When he spoke about refugees, of giving Abbas a gesture (5,000) but no right of return, of how he’d have an international trust administer the holy sites so extremists couldn’t start a war, and of how he’d have settled for 4.4 percent territorial swaps, and I thought again: ‘That sounds reasonable, but you’re a crook.’
On Gaza, he said Israel needed to be brave and make the first move to help Gazans open up and trade with a deep-water port while retaining security checks to stop the weapons, and of how that would ensure the Strip’s stability and counter the extremism that desperation breeds, I could neither argue with his reasoning nor his suggestion that burning kites are not an existential threat to Israel, and that there may be better ways to deal with protesters than by snipers shooting them dead. Common sense, I thought. But you’re a convicted felon.

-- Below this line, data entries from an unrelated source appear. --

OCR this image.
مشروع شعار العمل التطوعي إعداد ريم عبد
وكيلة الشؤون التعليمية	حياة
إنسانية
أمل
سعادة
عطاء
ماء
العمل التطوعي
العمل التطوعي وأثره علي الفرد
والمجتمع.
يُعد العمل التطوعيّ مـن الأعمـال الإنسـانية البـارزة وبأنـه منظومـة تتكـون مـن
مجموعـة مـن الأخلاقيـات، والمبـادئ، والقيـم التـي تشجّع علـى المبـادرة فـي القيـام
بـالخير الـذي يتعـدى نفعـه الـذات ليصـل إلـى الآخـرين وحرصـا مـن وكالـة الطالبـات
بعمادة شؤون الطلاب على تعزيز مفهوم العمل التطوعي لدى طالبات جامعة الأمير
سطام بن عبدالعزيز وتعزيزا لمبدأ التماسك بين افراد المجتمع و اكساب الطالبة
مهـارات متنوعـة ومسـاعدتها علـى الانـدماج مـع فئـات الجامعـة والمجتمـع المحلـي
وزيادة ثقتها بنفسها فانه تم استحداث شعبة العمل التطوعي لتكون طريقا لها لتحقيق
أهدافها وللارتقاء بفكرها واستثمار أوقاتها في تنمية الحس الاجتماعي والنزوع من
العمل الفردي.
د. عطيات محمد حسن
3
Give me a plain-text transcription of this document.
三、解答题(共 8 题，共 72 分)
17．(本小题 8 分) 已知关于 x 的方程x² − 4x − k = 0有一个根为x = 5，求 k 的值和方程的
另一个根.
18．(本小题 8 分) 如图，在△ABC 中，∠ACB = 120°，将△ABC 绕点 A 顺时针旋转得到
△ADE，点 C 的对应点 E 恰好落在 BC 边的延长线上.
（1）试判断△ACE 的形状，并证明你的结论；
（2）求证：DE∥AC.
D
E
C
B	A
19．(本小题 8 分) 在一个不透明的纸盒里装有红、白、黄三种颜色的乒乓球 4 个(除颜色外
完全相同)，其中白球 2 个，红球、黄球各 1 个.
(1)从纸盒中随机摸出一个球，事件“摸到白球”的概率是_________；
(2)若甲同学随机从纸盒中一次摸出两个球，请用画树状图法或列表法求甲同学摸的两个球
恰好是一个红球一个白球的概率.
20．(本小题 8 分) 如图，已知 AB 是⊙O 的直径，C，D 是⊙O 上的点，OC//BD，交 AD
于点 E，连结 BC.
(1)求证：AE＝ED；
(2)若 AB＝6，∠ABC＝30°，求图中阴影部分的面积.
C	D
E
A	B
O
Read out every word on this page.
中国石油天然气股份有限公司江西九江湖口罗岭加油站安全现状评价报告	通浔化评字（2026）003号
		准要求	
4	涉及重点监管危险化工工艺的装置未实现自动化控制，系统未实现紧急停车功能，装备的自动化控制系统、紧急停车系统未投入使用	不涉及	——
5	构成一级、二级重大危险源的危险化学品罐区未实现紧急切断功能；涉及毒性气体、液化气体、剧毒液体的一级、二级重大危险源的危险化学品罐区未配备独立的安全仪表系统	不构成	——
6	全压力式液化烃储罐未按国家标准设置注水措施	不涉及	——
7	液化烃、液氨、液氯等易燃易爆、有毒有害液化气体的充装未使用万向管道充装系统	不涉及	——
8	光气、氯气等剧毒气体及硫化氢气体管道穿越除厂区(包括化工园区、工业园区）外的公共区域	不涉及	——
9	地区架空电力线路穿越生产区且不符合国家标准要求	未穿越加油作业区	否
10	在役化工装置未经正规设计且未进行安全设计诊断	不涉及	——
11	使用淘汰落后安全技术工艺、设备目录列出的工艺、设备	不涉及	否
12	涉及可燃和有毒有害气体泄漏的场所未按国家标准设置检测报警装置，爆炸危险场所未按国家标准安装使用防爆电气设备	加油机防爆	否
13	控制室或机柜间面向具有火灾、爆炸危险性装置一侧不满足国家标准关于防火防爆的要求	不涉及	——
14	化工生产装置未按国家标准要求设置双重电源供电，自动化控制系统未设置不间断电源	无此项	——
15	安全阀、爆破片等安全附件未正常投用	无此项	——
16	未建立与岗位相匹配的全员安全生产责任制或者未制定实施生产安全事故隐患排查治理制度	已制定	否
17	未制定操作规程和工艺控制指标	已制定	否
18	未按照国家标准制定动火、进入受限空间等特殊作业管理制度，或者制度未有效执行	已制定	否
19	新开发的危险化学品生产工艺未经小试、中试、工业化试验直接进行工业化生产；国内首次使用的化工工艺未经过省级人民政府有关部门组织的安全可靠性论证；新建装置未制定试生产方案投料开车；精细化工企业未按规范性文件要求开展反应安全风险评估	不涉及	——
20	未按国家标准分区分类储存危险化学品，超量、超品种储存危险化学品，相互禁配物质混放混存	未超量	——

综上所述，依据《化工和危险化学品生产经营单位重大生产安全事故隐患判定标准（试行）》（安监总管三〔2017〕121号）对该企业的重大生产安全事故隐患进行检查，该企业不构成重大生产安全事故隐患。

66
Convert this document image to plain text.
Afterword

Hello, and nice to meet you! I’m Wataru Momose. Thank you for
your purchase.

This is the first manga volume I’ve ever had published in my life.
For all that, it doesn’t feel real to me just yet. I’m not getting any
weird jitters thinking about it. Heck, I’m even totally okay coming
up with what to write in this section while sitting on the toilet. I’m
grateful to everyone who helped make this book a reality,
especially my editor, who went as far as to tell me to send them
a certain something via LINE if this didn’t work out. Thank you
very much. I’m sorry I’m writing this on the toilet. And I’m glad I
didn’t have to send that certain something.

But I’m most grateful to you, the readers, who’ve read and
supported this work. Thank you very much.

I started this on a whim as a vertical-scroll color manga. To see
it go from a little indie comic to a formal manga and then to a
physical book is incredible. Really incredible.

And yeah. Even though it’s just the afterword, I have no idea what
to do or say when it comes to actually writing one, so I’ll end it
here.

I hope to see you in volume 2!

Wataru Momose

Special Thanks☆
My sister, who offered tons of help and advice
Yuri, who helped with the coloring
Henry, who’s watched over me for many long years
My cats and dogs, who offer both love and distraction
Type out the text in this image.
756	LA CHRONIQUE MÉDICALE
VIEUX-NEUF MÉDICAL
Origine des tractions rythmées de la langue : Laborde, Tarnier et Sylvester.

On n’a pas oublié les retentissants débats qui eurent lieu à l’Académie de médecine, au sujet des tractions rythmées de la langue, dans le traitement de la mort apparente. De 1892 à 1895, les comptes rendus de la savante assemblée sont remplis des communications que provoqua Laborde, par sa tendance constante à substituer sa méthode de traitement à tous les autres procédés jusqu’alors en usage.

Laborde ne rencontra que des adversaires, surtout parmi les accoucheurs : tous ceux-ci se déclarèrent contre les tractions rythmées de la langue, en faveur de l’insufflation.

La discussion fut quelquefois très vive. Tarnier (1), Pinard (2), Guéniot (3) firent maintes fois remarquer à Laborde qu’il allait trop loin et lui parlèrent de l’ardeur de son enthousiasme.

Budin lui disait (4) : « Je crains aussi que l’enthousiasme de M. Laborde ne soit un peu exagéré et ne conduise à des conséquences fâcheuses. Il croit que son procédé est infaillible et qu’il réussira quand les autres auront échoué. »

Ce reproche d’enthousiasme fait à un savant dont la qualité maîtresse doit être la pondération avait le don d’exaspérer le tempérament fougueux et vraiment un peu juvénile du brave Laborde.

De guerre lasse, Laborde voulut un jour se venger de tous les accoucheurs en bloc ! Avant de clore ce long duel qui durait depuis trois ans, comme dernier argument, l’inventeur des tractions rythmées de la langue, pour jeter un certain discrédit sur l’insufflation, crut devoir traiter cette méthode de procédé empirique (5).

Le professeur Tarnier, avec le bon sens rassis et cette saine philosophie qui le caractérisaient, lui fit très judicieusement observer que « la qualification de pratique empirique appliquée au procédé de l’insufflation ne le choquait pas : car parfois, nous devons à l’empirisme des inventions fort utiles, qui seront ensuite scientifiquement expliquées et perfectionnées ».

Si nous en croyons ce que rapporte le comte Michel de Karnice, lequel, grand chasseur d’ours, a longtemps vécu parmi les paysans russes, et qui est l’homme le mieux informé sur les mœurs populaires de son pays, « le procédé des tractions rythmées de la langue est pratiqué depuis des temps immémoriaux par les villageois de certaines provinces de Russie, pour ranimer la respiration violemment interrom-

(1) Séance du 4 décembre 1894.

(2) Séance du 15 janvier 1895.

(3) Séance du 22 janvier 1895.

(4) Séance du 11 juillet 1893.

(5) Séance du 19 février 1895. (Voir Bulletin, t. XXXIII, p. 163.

- READ: Ehud Olmert: The man who came within weeks of peace
- READ THE FULL INTERVIEW: Jewish News meets former Israeli Prime Minister Ehud Olmert
On the wars he oversaw as prime minister, he explained how his “disproportionate” response led to objections at the time but then to 12 years of “silence” on Israel’s border with Lebanon, of how Hezbollah “learnt a lesson” that day and how Iran was learning that same lesson now, and how that lesson – once learned – saves Israeli lives. I thought fine, good, but you’re a crook.
Then I heard him dismiss as “childish” those who argue against a peace deal because it won’t end terror, explaining why you never can guarantee it, and how a who a Palestinian approaching 60 “can’t remember not living under the gun of an Israeli soldier, not living without searching his body, his wife’s body, his children’s bodies… Bitterness has built up, almost naturally, and will not be wiped out overnight by some leader signing an agreement, but with Palestinian state, the positive energy that exists among most Palestinians will take over and change attitudes”. I heard those words, unprecedented from an Israeli right-wing leader, and liked it, still thinking: ‘But you’re a crook.’
He admitted mistakes and alleged an effort to get rid of him by rich American Jews, but refused to call for his nemesis Benjamin Netanyahu to be charged, despite all the allegations and testimony and investigations, wishing “nothing personal” on his foe despite Bibi having met the attorney-general eight times, whereas Olmert never did. It’s a question of ethics, said the crook.
Then he spoke about character and leadership, and how leaders risk their popularity and make concessions to achieve “something historic”, of how he believed the West Bank to be part of ‘Eretz Israel’ because if he didn’t he couldn’t concede it, and of how right-wingers now think he’s a “leftie” but he doesn’t care because leaders “know when to bang on the table and say this is what we need to do and we will do it”.
He spoke about inner strength and his face matched his words. He spoke about banging on the table and bang he did, with such force it shook my recorder. His stare was that of a man to make peace, to end 50 years of killing and terror and dread and taking other people’s land. He spoke of loving Israel, Jerusalem and the Jewish people, but said “we are not indifferent to the suffering of those who had to leave their homes”. This, he said, applied to both Jews and Arabs – all should be compensated, and he would have done so.
I heard those words and thought how much we need to hear them from an Israeli leader, and how I never had. Then I remembered how this crook came within a gnat’s whisker of peace with the Palestinians 10 years ago. ‘You’re a crook,’ I thought. ‘But I’d have forgiven you.’